Obvious problems include travel disruptions for your employees for journeys close to the Capital or delivery delays where individuals need to use one or more of the 109 miles of road earmarked for the Olympic Route network. These routes will change on a daily basis so it might be worth checking with Transport for London on their website for the latest information on road closures and temporary changes to traffic rules in the area to avoid costly delays. Don’t forget that Cardiff, Manchester, Newcastle & Glasgow are all hosting Olympic football events. There are rowing, sailing and canoeing events at Weymouth, Portland, Windsor, Eton, Cheshunt & Waltham Cross and cycling events in and around Sevenoaks, Surrey and Leigh-on-Sea.
Then there is the question of leave requests for the 70,000 volunteers at the Olympics not to mention all those who have been lucky enough to get tickets to attend events and staff who will want time off to watch the more popular events on the TV or over the internet all with the potential to slow down your IT systems or reduce productivity.
So if you haven’t taken action already here are some suggestions on making sure that it is business as usual for you.
- Spell out your annual leave rules for the Olympics now so that you are not left understaffed. Many organisations around London have already limited leave during the games and confirmed that requests from individuals who have been selected as volunteers will not be treated preferentially over other staff. Contrary to popular belief, there is no statutory right to unpaid time off as a volunteer; it is still a matter of negotiation between employee and employer.
- Clarify how you intend to deal with leave requests. Will it be on a first come first served basis or priority given to families for example and consider setting a cut-off date for applications?

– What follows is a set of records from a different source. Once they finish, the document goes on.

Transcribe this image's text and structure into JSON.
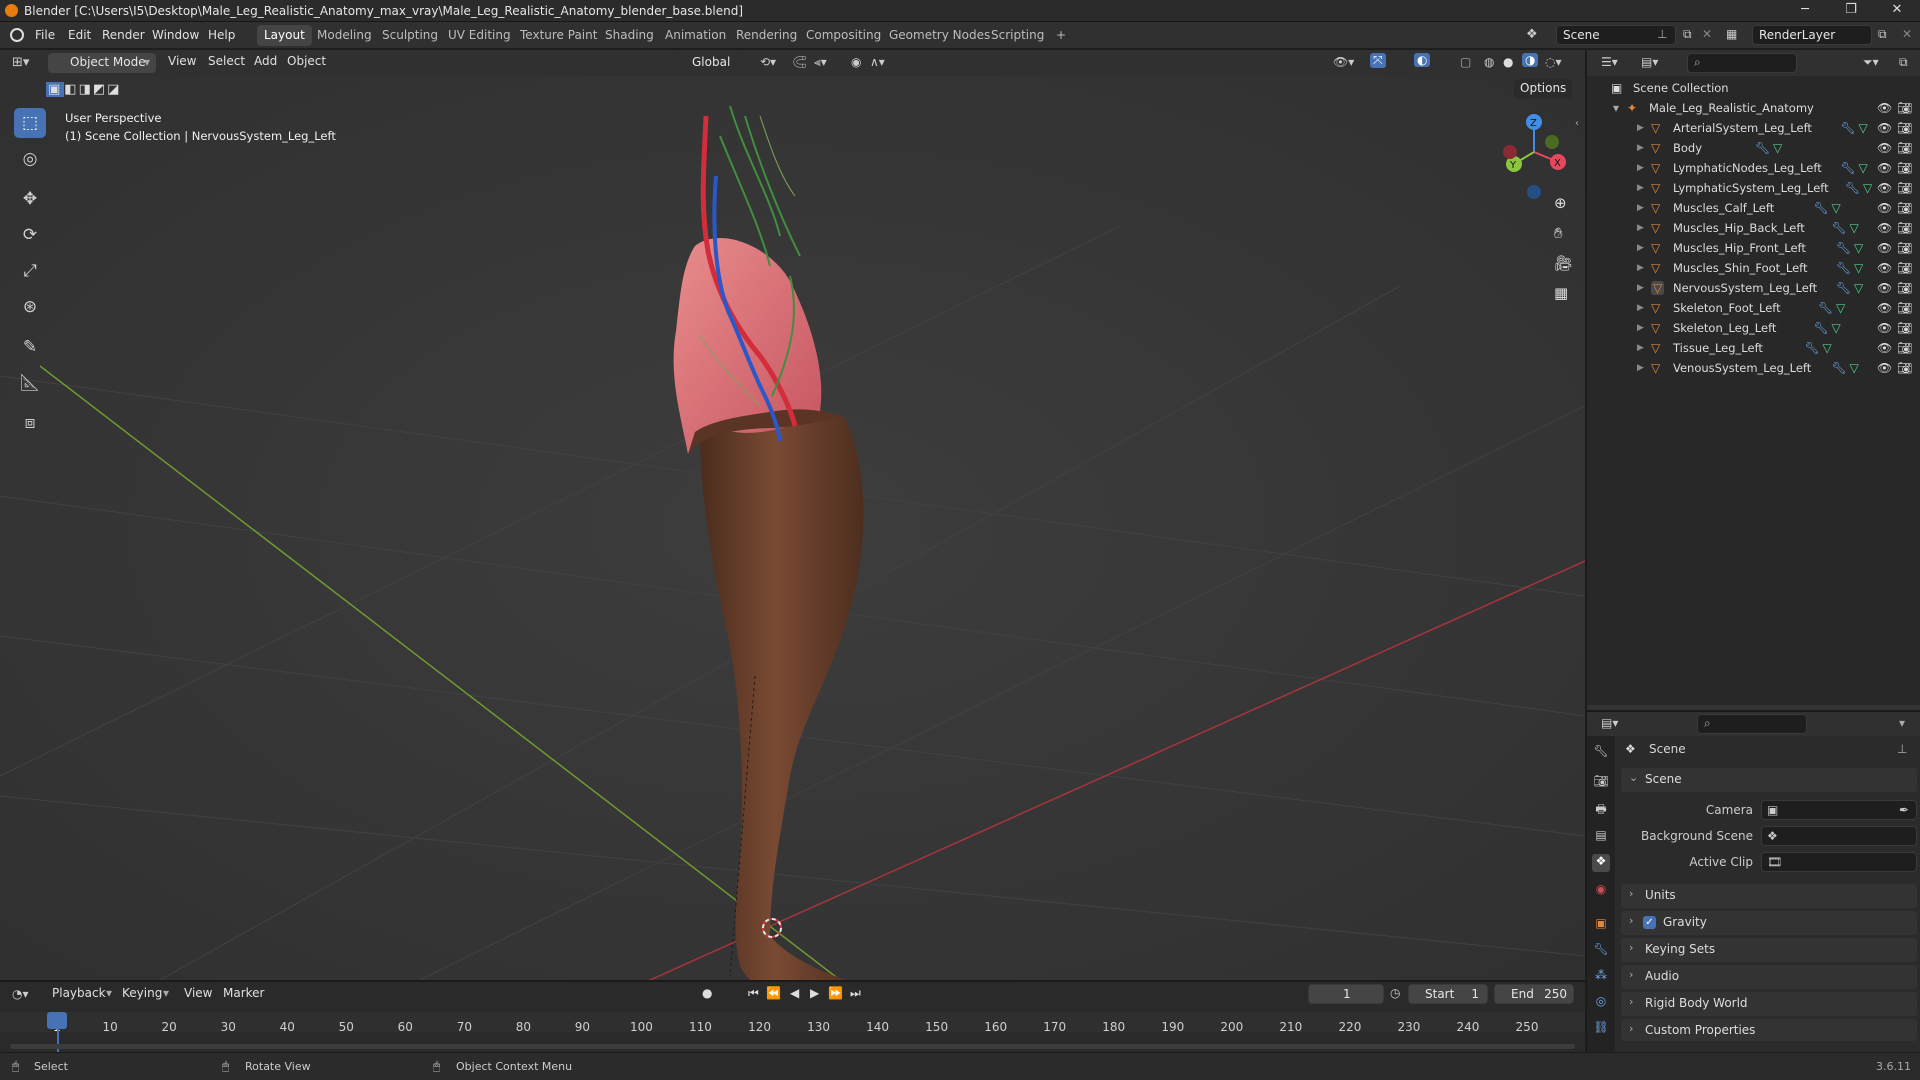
{
  "titlebar": {
    "title": "Blender [C:\\Users\\I5\\Desktop\\Male_Leg_Realistic_Anatomy_max_vray\\Male_Leg_Realistic_Anatomy_blender_base.blend]",
    "minimize": "─",
    "maximize": "❐",
    "close": "✕"
  },
  "menu": [
    "File",
    "Edit",
    "Render",
    "Window",
    "Help"
  ],
  "workspaces": [
    "Layout",
    "Modeling",
    "Sculpting",
    "UV Editing",
    "Texture Paint",
    "Shading",
    "Animation",
    "Rendering",
    "Compositing",
    "Geometry Nodes",
    "Scripting",
    "+"
  ],
  "scene_name": "Scene",
  "render_layer": "RenderLayer",
  "viewport_header": {
    "mode": "Object Mode",
    "menus": [
      "View",
      "Select",
      "Add",
      "Object"
    ],
    "transform_orientation": "Global",
    "options": "Options"
  },
  "viewport": {
    "view_name": "User Perspective",
    "collection_info": "(1) Scene Collection | NervousSystem_Leg_Left",
    "gizmo": {
      "x": "X",
      "y": "Y",
      "z": "Z"
    }
  },
  "outliner": {
    "root": "Scene Collection",
    "collection": "Male_Leg_Realistic_Anatomy",
    "objects": [
      "ArterialSystem_Leg_Left",
      "Body",
      "LymphaticNodes_Leg_Left",
      "LymphaticSystem_Leg_Left",
      "Muscles_Calf_Left",
      "Muscles_Hip_Back_Left",
      "Muscles_Hip_Front_Left",
      "Muscles_Shin_Foot_Left",
      "NervousSystem_Leg_Left",
      "Skeleton_Foot_Left",
      "Skeleton_Leg_Left",
      "Tissue_Leg_Left",
      "VenousSystem_Leg_Left"
    ],
    "active_object": "NervousSystem_Leg_Left"
  },
  "properties": {
    "context": "Scene",
    "panel_scene": "Scene",
    "camera_label": "Camera",
    "background_scene_label": "Background Scene",
    "active_clip_label": "Active Clip",
    "sections": [
      "Units",
      "Gravity",
      "Keying Sets",
      "Audio",
      "Rigid Body World",
      "Custom Properties"
    ],
    "gravity_enabled": true
  },
  "timeline": {
    "menus": [
      "Playback",
      "Keying",
      "View",
      "Marker"
    ],
    "current_frame": "1",
    "start_label": "Start",
    "start": "1",
    "end_label": "End",
    "end": "250",
    "ticks": [
      "1",
      "10",
      "20",
      "30",
      "40",
      "50",
      "60",
      "70",
      "80",
      "90",
      "100",
      "110",
      "120",
      "130",
      "140",
      "150",
      "160",
      "170",
      "180",
      "190",
      "200",
      "210",
      "220",
      "230",
      "240",
      "250"
    ]
  },
  "statusbar": {
    "select": "Select",
    "rotate": "Rotate View",
    "context_menu": "Object Context Menu",
    "version": "3.6.11"
  },
  "colors": {
    "accent": "#4772b3",
    "object_icon": "#e3873a",
    "modifier_icon": "#6fa8e6",
    "mesh_icon": "#4fd18b",
    "axis_x": "#e8485b",
    "axis_y": "#8cc63f",
    "axis_z": "#3f8fe8"
  }
}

- Make it clear up front that watching events on TV’s or personal mobile devises or over the internet whilst at work must not adversely affect productivity. Employ the ‘give and take’ approach of allowing staff to participate in their country’s success in the Games by taking personal responsibility to ensure productivity in their area is not adversely affected. Look at restricting access to certain places at work such as the canteen or mess rooms.

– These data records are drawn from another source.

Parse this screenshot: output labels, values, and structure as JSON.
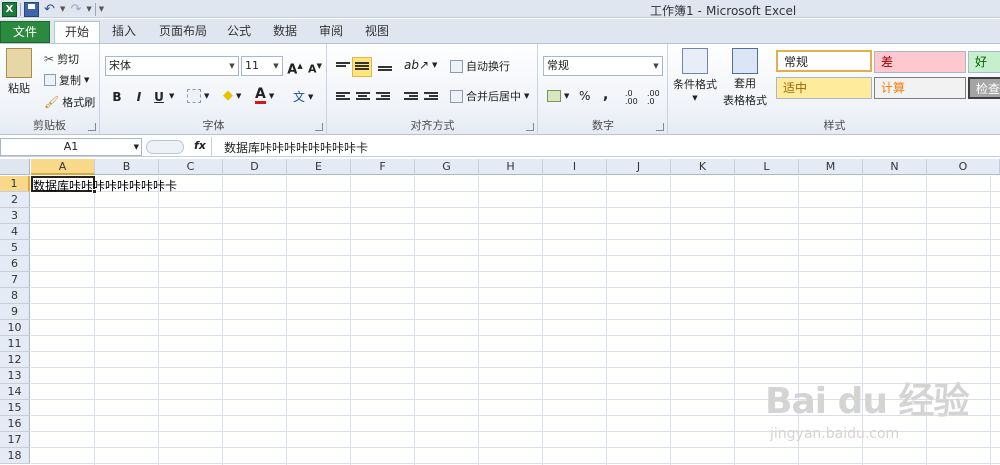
{
  "window": {
    "doc_name": "工作簿1",
    "separator": "-",
    "app_name": "Microsoft Excel"
  },
  "tabs": {
    "file": "文件",
    "items": [
      "开始",
      "插入",
      "页面布局",
      "公式",
      "数据",
      "审阅",
      "视图"
    ]
  },
  "ribbon": {
    "clipboard": {
      "paste": "粘贴",
      "cut": "剪切",
      "copy": "复制",
      "format_painter": "格式刷",
      "label": "剪贴板"
    },
    "font": {
      "font_name": "宋体",
      "font_size": "11",
      "bold": "B",
      "italic": "I",
      "underline": "U",
      "label": "字体"
    },
    "alignment": {
      "wrap_text": "自动换行",
      "merge_center": "合并后居中",
      "label": "对齐方式"
    },
    "number": {
      "format": "常规",
      "percent": "%",
      "comma": ",",
      "label": "数字"
    },
    "styles": {
      "conditional_format": "条件格式",
      "table_format_1": "套用",
      "table_format_2": "表格格式",
      "normal": "常规",
      "bad": "差",
      "good": "好",
      "neutral": "适中",
      "calculation": "计算",
      "check": "检查",
      "label": "样式"
    }
  },
  "formula_bar": {
    "name_box": "A1",
    "fx": "fx",
    "value": "数据库咔咔咔咔咔咔咔咔卡"
  },
  "sheet": {
    "columns": [
      "A",
      "B",
      "C",
      "D",
      "E",
      "F",
      "G",
      "H",
      "I",
      "J",
      "K",
      "L",
      "M",
      "N",
      "O"
    ],
    "rows": [
      "1",
      "2",
      "3",
      "4",
      "5",
      "6",
      "7",
      "8",
      "9",
      "10",
      "11",
      "12",
      "13",
      "14",
      "15",
      "16",
      "17",
      "18"
    ],
    "a1_value": "数据库咔咔咔咔咔咔咔咔卡"
  },
  "watermark": {
    "brand": "Bai du 经验",
    "url": "jingyan.baidu.com"
  },
  "colors": {
    "file_tab": "#2c8a3e",
    "selection_header": "#f8d98a",
    "style_bad_bg": "#ffc7ce",
    "style_good_bg": "#c6efce",
    "style_neutral_bg": "#ffeb9c"
  }
}
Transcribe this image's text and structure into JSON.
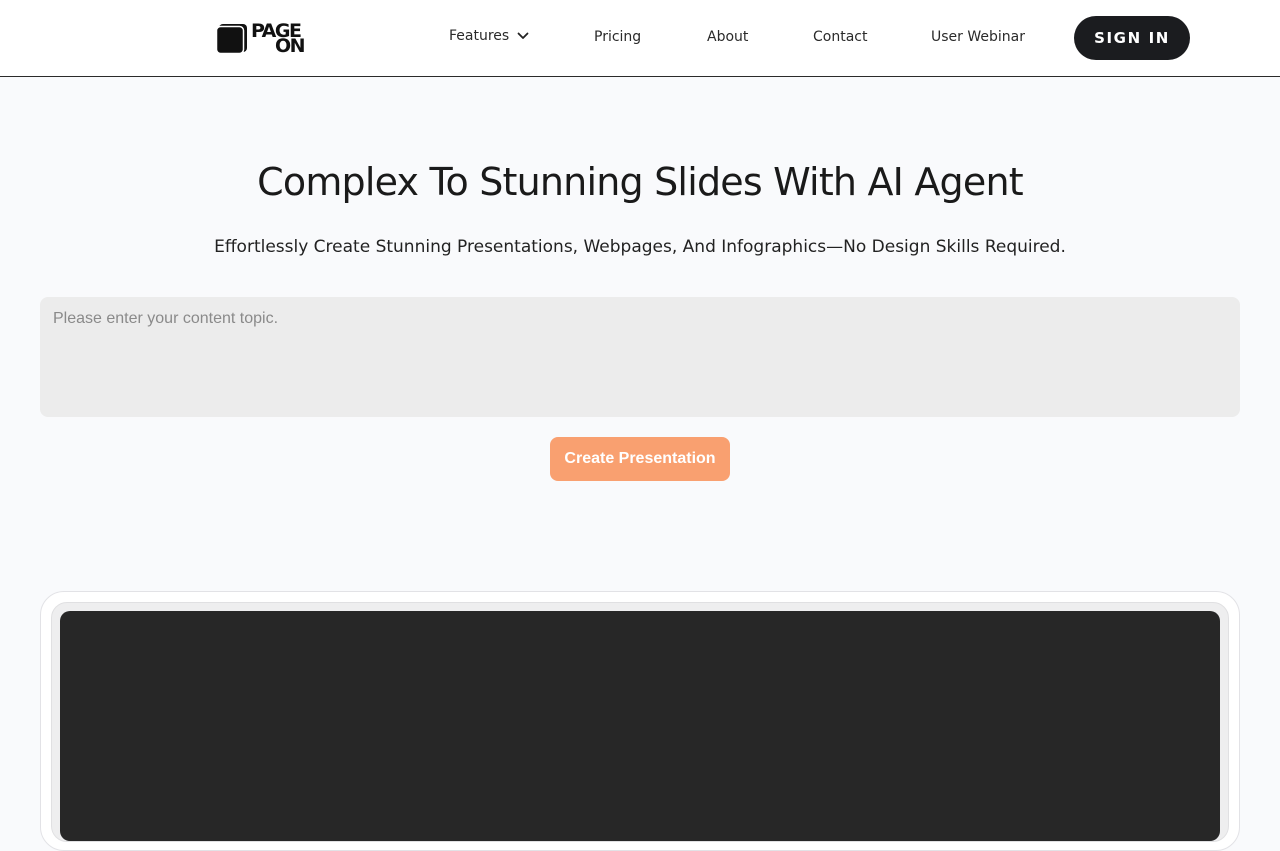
{
  "header": {
    "logo": {
      "line1": "PAGE",
      "line2": "ON"
    },
    "nav": {
      "features": "Features",
      "pricing": "Pricing",
      "about": "About",
      "contact": "Contact",
      "webinar": "User Webinar"
    },
    "signin_label": "SIGN IN"
  },
  "hero": {
    "title": "Complex To Stunning Slides With AI Agent",
    "subtitle": "Effortlessly Create Stunning Presentations, Webpages, And Infographics—No Design Skills Required.",
    "input_placeholder": "Please enter your content topic.",
    "input_value": "",
    "create_label": "Create Presentation"
  },
  "colors": {
    "accent": "#f9a070",
    "dark": "#1b1c1f",
    "preview_bg": "#272727",
    "page_bg": "#f9fafc"
  },
  "icons": {
    "logo": "pageon-logo-icon",
    "features_dropdown": "chevron-down-icon"
  }
}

- Plan your travel or delivery routes in advance by checking information on the transport routes in the South East as you may be surprised at the impact and extent of the Olympic Route network and travel restrictions.
- Prepare for an increase in sickness levels and manage these proactively by clarifying before the Games that any short term absences may be challenged.
Finally, it is always good practice to keep staff informed about your expectations over the period. Communicate regularly with your staff using your usual avenues of communication such as notice boards and the company intranet but if you anticipate problems, communicate a little more.